Potential Deliverable: Sandbox treaty template + slashing market simulation tested between two virtual jurisdictions.
Block E: Methods & Societal Safeguards (Questions 17–18)
Question 17: What formal evidence standards, including criteria for falsifiability, replicability tiers, uncertainty-reporting protocols, and adversarial peer-review, are required so that theoretical and empirical claims in AI-governance research accumulate reliable, actionable knowledge - especially when they concern novel systems or long-range projections?
Disciplines: Philosophy of Science, Statistics, Epistemology, Experimental Design, Research Methodology, Formal Methods.
Potential Deliverable: Draft and pilot a minimum “Governance Evidence Protocol” (GEP) checklist across three diverse AI-governance studies.
Question 18: What types of adaptive policy levers - e.g., wage-insurance triggers linked to automation rates, AI-driven rapid-retraining credits, or fiscal stabilizers like AI taxation schemes - and associated real-time monitoring metrics should be developed and validated to demonstrably mitigate large-scale labor-market shocks caused by task-displacing AI, while remaining politically feasible and robust?
Disciplines: Economics (Labor, Macro, Public), Political Science, Computational Social Science, Policy Analysis, Complex Systems Modeling, AI Ethics.
Potential Deliverable: Build an agent-based labor-shift model calibrated to historical automation waves, demonstrating the comparative effectiveness of ≥ 3 adaptive policy levers under simulated AI deployment scenarios incorporating potential energy/resource shocks.
The questions map to an abstract control loop:
- Specify values and objectives (Q1‑4).
- Monitor system state (Q9‑11).
- Steer or rollback (Q5‑8).
- Record, verify, and coordinate (Q12‑16).

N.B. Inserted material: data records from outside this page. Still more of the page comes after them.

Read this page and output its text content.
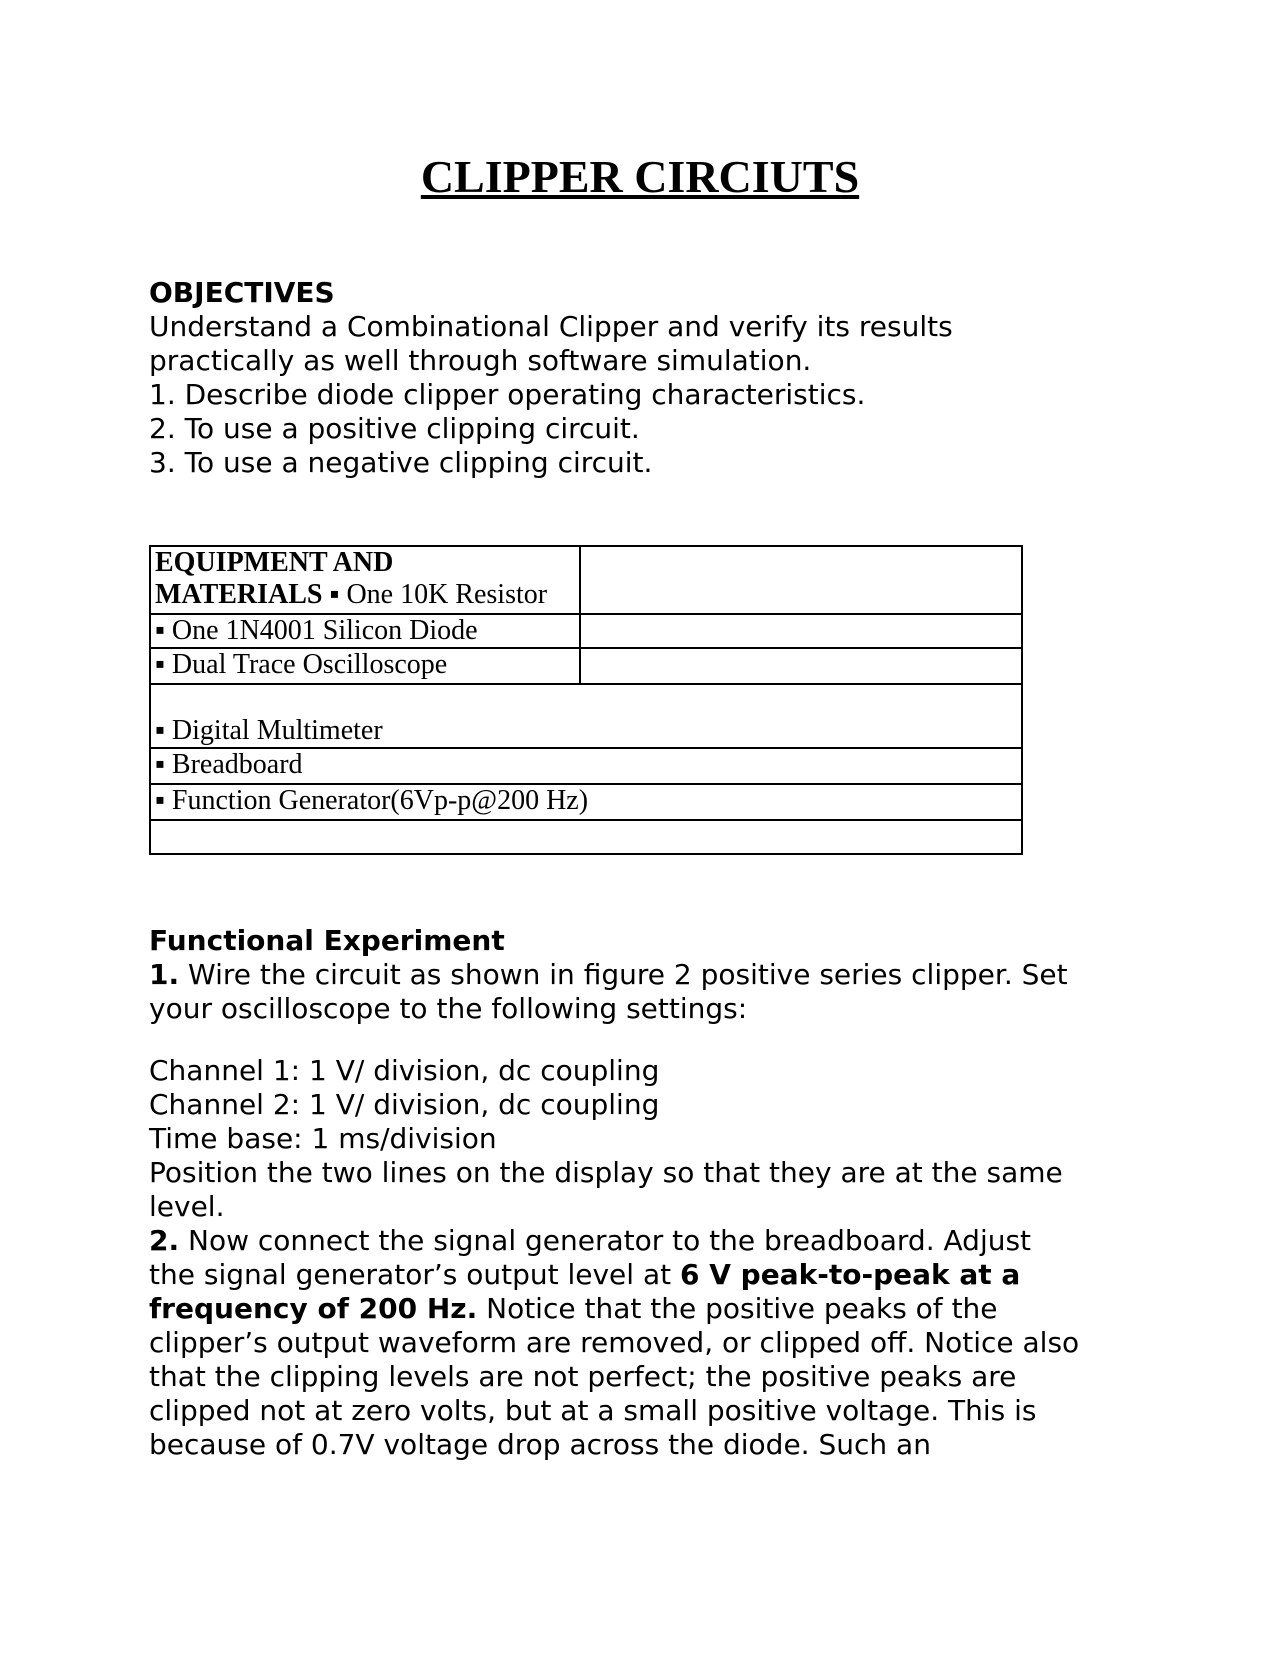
CLIPPER CIRCIUTS
OBJECTIVES
Understand a Combinational Clipper and verify its results
practically as well through software simulation.
1. Describe diode clipper operating characteristics.
2. To use a positive clipping circuit.
3. To use a negative clipping circuit.
EQUIPMENT AND
MATERIALS ▪ One 10K Resistor	
▪ One 1N4001 Silicon Diode	
▪ Dual Trace Oscilloscope	
▪ Digital Multimeter	
▪ Breadboard	
▪ Function Generator(6Vp-p@200 Hz)	

Functional Experiment
1. Wire the circuit as shown in figure 2 positive series clipper. Set
your oscilloscope to the following settings:
Channel 1: 1 V/ division, dc coupling
Channel 2: 1 V/ division, dc coupling
Time base: 1 ms/division
Position the two lines on the display so that they are at the same
level.
2. Now connect the signal generator to the breadboard. Adjust
the signal generator’s output level at 6 V peak-to-peak at a
frequency of 200 Hz. Notice that the positive peaks of the
clipper’s output waveform are removed, or clipped off. Notice also
that the clipping levels are not perfect; the positive peaks are
clipped not at zero volts, but at a small positive voltage. This is
because of 0.7V voltage drop across the diode. Such an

Supporting these core loops are foundational methods (Q17) and societal safeguards (Q18).
Understanding these dependencies aids research coordination, though significant parallel progress appears feasible.
This agenda is necessarily provisional and incomplete. Identified limitations include:
- Geopolitical barriers to global coordination (relevant to Q16).
- Implicit handling of resource/environmental externalities.
- The significant gap between foundational concepts and deployed systems.
- Ensuring governance mechanism latency is adequate for AI speed.
- Addressing power concentration related to compute infrastructure.
- The certainty of unforeseen "unknown unknowns" with AGI/emergence.
Many questions (6, 7, 8, 11, 12, 16, 18) require stress-testing and comparative evaluation in realistic yet safe environments. An open-source, modular AI-governance simulation platform - with plug-ins for diverse agent behaviours, governance protocols, institutional mechanisms, and socio-economic models - should be treated as critical shared infrastructure. Developing such a test-bed is a significant engineering and community effort that will enable reproducible research across the agenda.